Asked how the city will accomplish that without a new loan, she said, “We’re figuring that out.”
It’s likely to be midsummer before a decision is reach on which projects are delayed, Gentry said. That also gives council enough time to decide whether to OK a smaller rate increase, which would permit a smaller loan for the projects.
If council does not approve any rate increase, the water/sewer operating budget for the fiscal year that begins July 1 will be about $623,000 less than the current $128.2 million spending plan, budget director Caughman said.
Besides the loss of income from the rate increase, the water/sewer budget took a $7.9 million hit caused by last year’s sale of part of the city sewer system in Northeast Richland to Palmetto Utilities based in Elgin, Gentry and Caughman said. Those 11,000 customers are being phased out as ratepayers to the city, as is the expense of operating that system.

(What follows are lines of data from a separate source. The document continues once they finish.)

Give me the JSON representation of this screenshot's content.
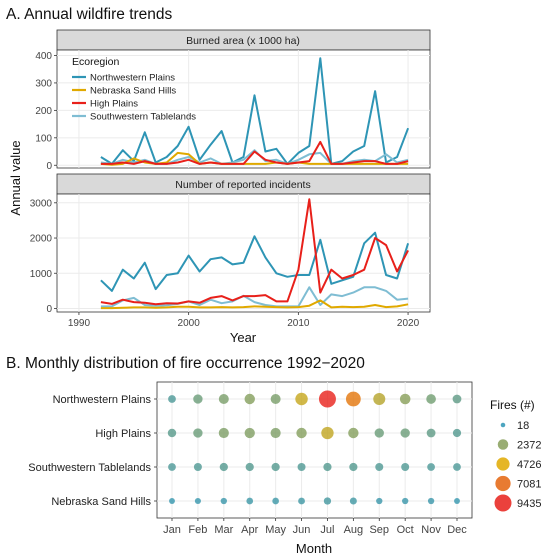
{
  "panel_a": {
    "title": "A. Annual wildfire trends",
    "ylabel": "Annual value",
    "xlabel": "Year",
    "legend_title": "Ecoregion",
    "x_ticks": [
      1990,
      2000,
      2010,
      2020
    ]
  },
  "panel_b": {
    "title": "B. Monthly distribution of fire occurrence 1992−2020",
    "xlabel": "Month",
    "legend_title": "Fires (#)"
  },
  "colors": {
    "Northwestern Plains": "#2e95b5",
    "Nebraska Sand Hills": "#e0a900",
    "High Plains": "#e8201a",
    "Southwestern Tablelands": "#7fbdd3",
    "strip_bg": "#d9d9d9",
    "grid": "#ebebeb"
  },
  "chart_data": [
    {
      "type": "line",
      "title": "Burned area (x 1000 ha)",
      "ylim": [
        -10,
        420
      ],
      "yticks": [
        0,
        100,
        200,
        300,
        400
      ],
      "xlim": [
        1988,
        2022
      ],
      "x": [
        1992,
        1993,
        1994,
        1995,
        1996,
        1997,
        1998,
        1999,
        2000,
        2001,
        2002,
        2003,
        2004,
        2005,
        2006,
        2007,
        2008,
        2009,
        2010,
        2011,
        2012,
        2013,
        2014,
        2015,
        2016,
        2017,
        2018,
        2019,
        2020
      ],
      "series": [
        {
          "name": "Northwestern Plains",
          "values": [
            30,
            5,
            55,
            15,
            120,
            10,
            30,
            70,
            140,
            20,
            75,
            125,
            10,
            30,
            255,
            50,
            60,
            5,
            45,
            70,
            390,
            5,
            15,
            50,
            70,
            270,
            10,
            30,
            135
          ]
        },
        {
          "name": "Nebraska Sand Hills",
          "values": [
            5,
            2,
            5,
            25,
            10,
            5,
            10,
            45,
            40,
            5,
            10,
            5,
            5,
            5,
            5,
            5,
            10,
            5,
            10,
            5,
            5,
            5,
            5,
            5,
            5,
            5,
            5,
            5,
            5
          ]
        },
        {
          "name": "High Plains",
          "values": [
            5,
            5,
            10,
            5,
            15,
            5,
            5,
            10,
            20,
            5,
            10,
            5,
            5,
            5,
            50,
            20,
            10,
            5,
            10,
            15,
            85,
            5,
            5,
            10,
            15,
            15,
            5,
            5,
            15
          ]
        },
        {
          "name": "Southwestern Tablelands",
          "values": [
            10,
            5,
            20,
            10,
            20,
            5,
            5,
            20,
            30,
            10,
            25,
            5,
            10,
            20,
            55,
            15,
            20,
            5,
            20,
            40,
            45,
            5,
            5,
            15,
            20,
            15,
            40,
            10,
            20
          ]
        }
      ]
    },
    {
      "type": "line",
      "title": "Number of reported incidents",
      "ylim": [
        -100,
        3250
      ],
      "yticks": [
        0,
        1000,
        2000,
        3000
      ],
      "xlim": [
        1988,
        2022
      ],
      "x": [
        1992,
        1993,
        1994,
        1995,
        1996,
        1997,
        1998,
        1999,
        2000,
        2001,
        2002,
        2003,
        2004,
        2005,
        2006,
        2007,
        2008,
        2009,
        2010,
        2011,
        2012,
        2013,
        2014,
        2015,
        2016,
        2017,
        2018,
        2019,
        2020
      ],
      "series": [
        {
          "name": "Northwestern Plains",
          "values": [
            800,
            500,
            1100,
            850,
            1300,
            550,
            950,
            1000,
            1500,
            1050,
            1400,
            1450,
            1250,
            1300,
            2050,
            1450,
            1000,
            900,
            950,
            950,
            1950,
            700,
            800,
            900,
            1850,
            2150,
            950,
            850,
            1850
          ]
        },
        {
          "name": "Nebraska Sand Hills",
          "values": [
            10,
            10,
            20,
            30,
            30,
            20,
            30,
            50,
            50,
            30,
            30,
            40,
            30,
            40,
            60,
            50,
            40,
            30,
            40,
            80,
            230,
            30,
            50,
            40,
            50,
            100,
            40,
            60,
            120
          ]
        },
        {
          "name": "High Plains",
          "values": [
            180,
            130,
            250,
            180,
            160,
            120,
            150,
            140,
            200,
            160,
            300,
            350,
            230,
            350,
            350,
            380,
            200,
            200,
            1100,
            3100,
            450,
            1100,
            850,
            950,
            1100,
            2000,
            1800,
            1050,
            1650
          ]
        },
        {
          "name": "Southwestern Tablelands",
          "values": [
            60,
            60,
            230,
            300,
            100,
            80,
            90,
            130,
            200,
            100,
            250,
            150,
            200,
            360,
            180,
            100,
            60,
            60,
            60,
            600,
            100,
            400,
            350,
            450,
            600,
            600,
            500,
            250,
            280
          ]
        }
      ]
    },
    {
      "type": "scatter",
      "title": "",
      "categories": [
        "Jan",
        "Feb",
        "Mar",
        "Apr",
        "May",
        "Jun",
        "Jul",
        "Aug",
        "Sep",
        "Oct",
        "Nov",
        "Dec"
      ],
      "rows": [
        "Northwestern Plains",
        "High Plains",
        "Southwestern Tablelands",
        "Nebraska Sand Hills"
      ],
      "values": [
        [
          800,
          1600,
          2000,
          2300,
          2000,
          4000,
          9435,
          6500,
          3600,
          2400,
          1800,
          1300
        ],
        [
          1100,
          1600,
          2100,
          2200,
          2100,
          2300,
          3900,
          2300,
          1600,
          1600,
          1300,
          1000
        ],
        [
          800,
          900,
          1000,
          1000,
          1000,
          900,
          1000,
          1000,
          900,
          900,
          800,
          800
        ],
        [
          200,
          250,
          300,
          400,
          400,
          450,
          600,
          500,
          300,
          300,
          300,
          200
        ]
      ],
      "size_legend": [
        18,
        2372,
        4726,
        7081,
        9435
      ],
      "color_scale": [
        "#2e95b5",
        "#e0a900",
        "#e8201a"
      ]
    }
  ]
}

The benefit of the sale to the city is that it could open the door to new customers in that vicinity, which Gentry said is ripe for growth. Columbia also saves the cost of treating waste from those 11,000 customers.
One way the city is working to improve its income from the water/sewer system is to upgrade its billing procedures, Gentry said. An audit is under way, starting with large customers – primarily industries, apartment complexes and hospitals that consumer large volumes of water.
The audit eventually will check whether all bills are accurate, she said.
The utilities department also is intensifying efforts to persuade customers that the city is effectively spending its water/sewer income and maintaining the systems.
Councilwoman Tameika Isaac Devine told council last month that customers are watching carefully how the city manages the utilities system and its finances. Critics say council’s decision in the early 2000s to transfer millions of dollars from the water and sewer systems to pay for other services accelerated its deterioration.
Gentry said the utilities department soon will begin posting signs at project work sites that say, “This is your money at work.” Further, customers will be kept abreast of progress on projects through social media, including Facebook, Twitter and YouTube.
“We’re going to make sure the public knows what we’re doing and when we’re doing it,” she said. “I do think that (the city’s ineffectiveness) is a perception. I don’t think that it’s a reality.”